Este tema — insurtech na china a revolução dos seguros digitais — ilustra como a compreensão aprofundada do modelo chinês é indispensável para profissionais brasileiros de direito, finanças e relações internacionais que buscam navegar a crescente complexidade das relações sino-brasileiras no século XXI.

Perguntas Frequentes (FAQ)

O que é insurtech?

Insurtech é a aplicação de tecnologia para inovar no setor de seguros, incluindo distribuição digital, subscrição automatizada por IA, micro-seguros e novos modelos de negócio como seguros embarcados e ajuda mútua.

O que é a ZhongAn?

A ZhongAn é a primeira seguradora exclusivamente online da China, fundada em 2013 por Ant Group, Tencent e Ping An. Atende mais de 500 milhões de segurados com mais de 600 produtos de seguros digitais.
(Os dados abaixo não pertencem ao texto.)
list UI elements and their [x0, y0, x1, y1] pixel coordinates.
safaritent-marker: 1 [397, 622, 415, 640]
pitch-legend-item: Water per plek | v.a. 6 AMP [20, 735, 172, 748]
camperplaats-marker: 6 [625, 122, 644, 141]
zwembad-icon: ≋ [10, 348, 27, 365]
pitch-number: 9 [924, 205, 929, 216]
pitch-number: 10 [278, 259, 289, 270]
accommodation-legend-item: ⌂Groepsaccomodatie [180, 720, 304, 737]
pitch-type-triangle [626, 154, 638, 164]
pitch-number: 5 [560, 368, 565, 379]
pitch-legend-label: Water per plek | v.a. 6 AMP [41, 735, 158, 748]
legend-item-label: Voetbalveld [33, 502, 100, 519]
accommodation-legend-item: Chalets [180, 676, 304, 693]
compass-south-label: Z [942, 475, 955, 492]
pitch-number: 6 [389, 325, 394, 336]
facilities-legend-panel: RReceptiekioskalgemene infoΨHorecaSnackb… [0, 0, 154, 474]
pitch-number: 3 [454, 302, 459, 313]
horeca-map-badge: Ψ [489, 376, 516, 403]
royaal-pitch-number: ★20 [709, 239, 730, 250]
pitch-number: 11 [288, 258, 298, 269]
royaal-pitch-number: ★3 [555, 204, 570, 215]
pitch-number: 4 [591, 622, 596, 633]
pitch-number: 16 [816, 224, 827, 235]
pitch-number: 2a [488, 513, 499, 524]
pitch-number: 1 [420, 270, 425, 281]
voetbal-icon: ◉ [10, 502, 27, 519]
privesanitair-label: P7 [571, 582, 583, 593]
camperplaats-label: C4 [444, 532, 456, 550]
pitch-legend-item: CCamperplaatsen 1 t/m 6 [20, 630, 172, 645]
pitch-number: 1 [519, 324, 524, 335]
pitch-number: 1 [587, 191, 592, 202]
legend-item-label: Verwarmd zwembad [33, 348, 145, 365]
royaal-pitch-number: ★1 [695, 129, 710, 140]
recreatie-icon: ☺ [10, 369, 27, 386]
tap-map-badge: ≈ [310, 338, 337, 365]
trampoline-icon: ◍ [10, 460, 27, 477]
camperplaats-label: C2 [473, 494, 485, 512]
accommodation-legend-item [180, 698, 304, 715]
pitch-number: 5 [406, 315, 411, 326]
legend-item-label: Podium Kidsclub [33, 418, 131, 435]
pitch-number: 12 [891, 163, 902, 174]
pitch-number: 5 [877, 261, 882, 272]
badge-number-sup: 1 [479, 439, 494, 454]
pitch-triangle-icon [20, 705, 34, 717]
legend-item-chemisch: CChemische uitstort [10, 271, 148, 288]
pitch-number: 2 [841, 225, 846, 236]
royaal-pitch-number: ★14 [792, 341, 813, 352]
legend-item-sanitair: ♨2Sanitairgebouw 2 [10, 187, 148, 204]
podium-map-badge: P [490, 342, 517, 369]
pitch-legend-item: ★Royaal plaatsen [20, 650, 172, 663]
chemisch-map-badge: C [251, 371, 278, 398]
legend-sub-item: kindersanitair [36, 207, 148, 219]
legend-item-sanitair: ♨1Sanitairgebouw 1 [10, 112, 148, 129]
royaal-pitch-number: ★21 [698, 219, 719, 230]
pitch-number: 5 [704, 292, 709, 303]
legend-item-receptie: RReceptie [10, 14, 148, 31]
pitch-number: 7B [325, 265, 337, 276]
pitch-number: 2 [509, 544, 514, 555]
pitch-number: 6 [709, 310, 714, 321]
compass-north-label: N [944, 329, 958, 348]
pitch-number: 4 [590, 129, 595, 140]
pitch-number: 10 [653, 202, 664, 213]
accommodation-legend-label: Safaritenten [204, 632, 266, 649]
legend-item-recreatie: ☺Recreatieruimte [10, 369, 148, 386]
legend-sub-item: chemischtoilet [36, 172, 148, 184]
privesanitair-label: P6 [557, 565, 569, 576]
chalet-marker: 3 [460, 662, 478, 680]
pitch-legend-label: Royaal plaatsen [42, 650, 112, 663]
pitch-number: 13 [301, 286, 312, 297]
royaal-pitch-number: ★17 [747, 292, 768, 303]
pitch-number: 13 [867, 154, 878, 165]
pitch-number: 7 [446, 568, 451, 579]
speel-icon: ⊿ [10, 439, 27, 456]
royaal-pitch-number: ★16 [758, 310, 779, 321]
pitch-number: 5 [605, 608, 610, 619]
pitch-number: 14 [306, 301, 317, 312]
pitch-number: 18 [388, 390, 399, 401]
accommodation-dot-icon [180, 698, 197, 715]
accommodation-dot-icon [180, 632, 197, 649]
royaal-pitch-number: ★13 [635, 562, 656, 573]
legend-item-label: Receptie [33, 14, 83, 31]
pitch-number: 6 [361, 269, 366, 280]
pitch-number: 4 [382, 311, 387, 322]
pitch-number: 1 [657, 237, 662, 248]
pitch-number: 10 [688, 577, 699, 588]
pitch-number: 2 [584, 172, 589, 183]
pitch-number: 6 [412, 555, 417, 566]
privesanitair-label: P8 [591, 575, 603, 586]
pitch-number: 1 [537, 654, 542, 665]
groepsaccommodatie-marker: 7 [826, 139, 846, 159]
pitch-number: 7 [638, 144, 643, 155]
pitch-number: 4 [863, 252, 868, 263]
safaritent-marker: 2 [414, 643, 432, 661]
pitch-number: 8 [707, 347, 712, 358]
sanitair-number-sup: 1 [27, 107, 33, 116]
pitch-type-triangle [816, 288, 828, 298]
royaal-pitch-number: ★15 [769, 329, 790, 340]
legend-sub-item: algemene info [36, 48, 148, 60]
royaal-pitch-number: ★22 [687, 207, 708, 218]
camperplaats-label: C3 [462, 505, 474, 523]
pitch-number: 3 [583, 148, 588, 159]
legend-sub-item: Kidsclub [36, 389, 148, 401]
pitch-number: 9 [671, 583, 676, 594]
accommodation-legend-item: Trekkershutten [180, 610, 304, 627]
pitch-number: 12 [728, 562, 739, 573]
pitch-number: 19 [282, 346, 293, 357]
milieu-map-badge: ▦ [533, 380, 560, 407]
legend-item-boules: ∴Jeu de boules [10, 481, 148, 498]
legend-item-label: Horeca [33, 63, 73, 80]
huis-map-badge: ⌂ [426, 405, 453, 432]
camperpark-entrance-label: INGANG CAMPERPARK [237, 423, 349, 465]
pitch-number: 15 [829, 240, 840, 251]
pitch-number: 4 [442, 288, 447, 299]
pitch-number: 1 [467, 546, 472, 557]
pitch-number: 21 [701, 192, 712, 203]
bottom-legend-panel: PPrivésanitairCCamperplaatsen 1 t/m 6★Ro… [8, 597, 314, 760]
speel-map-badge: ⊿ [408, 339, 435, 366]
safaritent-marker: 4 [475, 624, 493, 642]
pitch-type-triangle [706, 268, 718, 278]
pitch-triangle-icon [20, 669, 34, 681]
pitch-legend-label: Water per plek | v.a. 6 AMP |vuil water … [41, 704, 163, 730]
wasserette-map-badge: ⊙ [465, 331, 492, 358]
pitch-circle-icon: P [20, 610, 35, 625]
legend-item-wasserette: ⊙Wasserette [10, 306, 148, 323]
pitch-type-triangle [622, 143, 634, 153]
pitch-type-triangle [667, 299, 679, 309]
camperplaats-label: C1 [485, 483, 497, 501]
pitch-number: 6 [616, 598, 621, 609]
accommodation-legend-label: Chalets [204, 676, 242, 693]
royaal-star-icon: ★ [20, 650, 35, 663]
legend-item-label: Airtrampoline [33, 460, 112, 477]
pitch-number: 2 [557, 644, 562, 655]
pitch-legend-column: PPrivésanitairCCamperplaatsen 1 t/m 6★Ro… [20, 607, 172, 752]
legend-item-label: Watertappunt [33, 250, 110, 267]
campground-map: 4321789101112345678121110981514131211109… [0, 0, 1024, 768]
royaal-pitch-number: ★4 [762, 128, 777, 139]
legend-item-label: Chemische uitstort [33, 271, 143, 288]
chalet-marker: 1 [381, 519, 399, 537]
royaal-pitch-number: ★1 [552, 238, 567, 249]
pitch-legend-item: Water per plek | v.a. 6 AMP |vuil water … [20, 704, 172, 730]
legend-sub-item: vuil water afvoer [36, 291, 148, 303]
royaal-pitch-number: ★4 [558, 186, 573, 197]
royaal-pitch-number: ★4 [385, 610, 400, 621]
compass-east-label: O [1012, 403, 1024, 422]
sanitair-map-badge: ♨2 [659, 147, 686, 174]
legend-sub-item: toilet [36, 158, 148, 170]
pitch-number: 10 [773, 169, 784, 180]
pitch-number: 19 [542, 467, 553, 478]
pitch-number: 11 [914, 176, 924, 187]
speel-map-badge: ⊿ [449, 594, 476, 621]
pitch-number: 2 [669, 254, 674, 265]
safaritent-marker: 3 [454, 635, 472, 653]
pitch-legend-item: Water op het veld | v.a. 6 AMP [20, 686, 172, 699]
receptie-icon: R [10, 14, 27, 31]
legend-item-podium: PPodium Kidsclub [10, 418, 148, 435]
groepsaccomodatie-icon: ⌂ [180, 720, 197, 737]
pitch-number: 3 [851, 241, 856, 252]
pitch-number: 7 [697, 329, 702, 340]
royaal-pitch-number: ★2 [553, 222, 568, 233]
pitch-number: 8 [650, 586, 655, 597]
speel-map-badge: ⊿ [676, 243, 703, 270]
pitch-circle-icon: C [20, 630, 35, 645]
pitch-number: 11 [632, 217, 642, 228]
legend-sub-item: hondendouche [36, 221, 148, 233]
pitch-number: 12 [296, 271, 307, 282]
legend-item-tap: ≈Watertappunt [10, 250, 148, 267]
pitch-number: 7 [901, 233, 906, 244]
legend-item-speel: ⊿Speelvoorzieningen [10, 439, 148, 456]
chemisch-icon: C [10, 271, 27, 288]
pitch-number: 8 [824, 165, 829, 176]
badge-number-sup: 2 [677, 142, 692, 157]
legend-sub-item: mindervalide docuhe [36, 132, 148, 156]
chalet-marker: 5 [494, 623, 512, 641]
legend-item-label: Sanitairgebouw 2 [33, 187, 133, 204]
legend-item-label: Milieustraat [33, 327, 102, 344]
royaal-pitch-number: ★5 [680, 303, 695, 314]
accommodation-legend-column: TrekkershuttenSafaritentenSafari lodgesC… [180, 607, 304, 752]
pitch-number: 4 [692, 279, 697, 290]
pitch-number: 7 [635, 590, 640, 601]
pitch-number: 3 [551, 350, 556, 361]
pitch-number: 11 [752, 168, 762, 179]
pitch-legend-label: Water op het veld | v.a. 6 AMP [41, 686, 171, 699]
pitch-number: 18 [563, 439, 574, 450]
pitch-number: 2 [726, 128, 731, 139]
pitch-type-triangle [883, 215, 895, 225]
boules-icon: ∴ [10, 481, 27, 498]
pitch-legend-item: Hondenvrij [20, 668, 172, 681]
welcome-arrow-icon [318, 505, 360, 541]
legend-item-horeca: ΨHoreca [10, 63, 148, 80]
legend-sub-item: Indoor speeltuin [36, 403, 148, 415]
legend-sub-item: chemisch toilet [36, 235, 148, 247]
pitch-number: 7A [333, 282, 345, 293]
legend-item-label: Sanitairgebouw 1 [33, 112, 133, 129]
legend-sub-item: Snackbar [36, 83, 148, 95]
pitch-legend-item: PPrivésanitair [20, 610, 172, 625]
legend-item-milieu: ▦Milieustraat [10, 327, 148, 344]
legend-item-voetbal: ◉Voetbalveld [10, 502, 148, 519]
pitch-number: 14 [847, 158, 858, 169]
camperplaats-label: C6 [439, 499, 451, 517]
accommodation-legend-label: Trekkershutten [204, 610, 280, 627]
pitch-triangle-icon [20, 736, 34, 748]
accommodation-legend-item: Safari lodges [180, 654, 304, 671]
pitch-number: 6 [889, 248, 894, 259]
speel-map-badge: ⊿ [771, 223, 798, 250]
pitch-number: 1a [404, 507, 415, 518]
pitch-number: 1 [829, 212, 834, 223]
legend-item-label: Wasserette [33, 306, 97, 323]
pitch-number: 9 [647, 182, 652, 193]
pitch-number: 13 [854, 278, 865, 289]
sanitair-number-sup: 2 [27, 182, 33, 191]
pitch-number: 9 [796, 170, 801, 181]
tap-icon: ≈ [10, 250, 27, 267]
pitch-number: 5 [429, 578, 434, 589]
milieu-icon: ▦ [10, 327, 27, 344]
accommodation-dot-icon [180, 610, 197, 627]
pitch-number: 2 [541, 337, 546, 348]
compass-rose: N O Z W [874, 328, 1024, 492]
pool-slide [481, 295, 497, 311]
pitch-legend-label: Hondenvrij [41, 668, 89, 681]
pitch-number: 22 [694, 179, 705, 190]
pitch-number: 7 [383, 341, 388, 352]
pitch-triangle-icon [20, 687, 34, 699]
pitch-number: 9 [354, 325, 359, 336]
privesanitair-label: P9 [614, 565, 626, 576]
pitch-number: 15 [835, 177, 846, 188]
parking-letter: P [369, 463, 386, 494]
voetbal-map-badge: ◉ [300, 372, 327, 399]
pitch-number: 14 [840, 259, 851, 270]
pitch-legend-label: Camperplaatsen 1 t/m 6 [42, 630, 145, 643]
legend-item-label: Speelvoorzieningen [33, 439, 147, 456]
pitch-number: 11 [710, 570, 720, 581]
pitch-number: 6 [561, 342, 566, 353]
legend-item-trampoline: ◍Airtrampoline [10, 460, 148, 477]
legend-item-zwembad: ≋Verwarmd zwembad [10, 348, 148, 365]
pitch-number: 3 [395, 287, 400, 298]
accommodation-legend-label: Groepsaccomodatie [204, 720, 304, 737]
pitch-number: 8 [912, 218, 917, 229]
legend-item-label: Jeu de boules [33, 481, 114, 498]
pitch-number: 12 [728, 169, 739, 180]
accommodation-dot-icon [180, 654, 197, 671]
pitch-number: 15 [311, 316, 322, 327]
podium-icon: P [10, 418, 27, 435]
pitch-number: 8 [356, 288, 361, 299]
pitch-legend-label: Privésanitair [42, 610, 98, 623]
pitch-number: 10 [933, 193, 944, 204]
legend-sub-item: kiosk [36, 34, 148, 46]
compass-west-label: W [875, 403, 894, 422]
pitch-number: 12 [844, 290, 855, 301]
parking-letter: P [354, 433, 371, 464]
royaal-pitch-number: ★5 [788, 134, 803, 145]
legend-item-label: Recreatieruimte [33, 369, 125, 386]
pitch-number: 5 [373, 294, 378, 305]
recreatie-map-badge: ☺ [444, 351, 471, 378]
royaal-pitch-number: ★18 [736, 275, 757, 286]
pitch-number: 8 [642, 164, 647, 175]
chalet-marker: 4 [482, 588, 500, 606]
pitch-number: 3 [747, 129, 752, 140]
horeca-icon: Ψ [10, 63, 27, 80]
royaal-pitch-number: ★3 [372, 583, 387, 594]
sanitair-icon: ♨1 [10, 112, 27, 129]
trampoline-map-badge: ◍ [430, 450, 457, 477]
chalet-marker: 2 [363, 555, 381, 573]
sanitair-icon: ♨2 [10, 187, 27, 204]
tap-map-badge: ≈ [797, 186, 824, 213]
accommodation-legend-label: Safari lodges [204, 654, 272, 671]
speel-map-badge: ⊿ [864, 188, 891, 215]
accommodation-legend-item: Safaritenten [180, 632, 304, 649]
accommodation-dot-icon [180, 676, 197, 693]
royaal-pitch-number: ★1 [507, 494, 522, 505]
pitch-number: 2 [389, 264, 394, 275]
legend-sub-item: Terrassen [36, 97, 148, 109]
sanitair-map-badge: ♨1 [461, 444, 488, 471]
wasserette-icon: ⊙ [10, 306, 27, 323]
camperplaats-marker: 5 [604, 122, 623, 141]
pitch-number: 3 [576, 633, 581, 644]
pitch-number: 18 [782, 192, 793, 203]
O que são micro-seguros chineses?

São seguros de valor muito baixo (centavos por apólice) vendidos em massa através de plataformas digitais. Exemplos incluem seguro de frete no e-commerce, seguro de atraso de voo e seguro de tela de celular.

O Brasil tem insurtechs?

Sim, empresas como Justos (seguro auto), Pier (seguros diversos), Clude (saúde) e outras operam no Brasil. O mercado é menor que o chinês, mas cresce rapidamente, especialmente em seguros auto e saúde digitais.

O que é seguro embarcado?

É um seguro ativado automaticamente na compra de um produto ou serviço, sem que o consumidor precise contratá-lo separadamente. Exemplo: seguro de devolução incluído automaticamente em compras no e-commerce.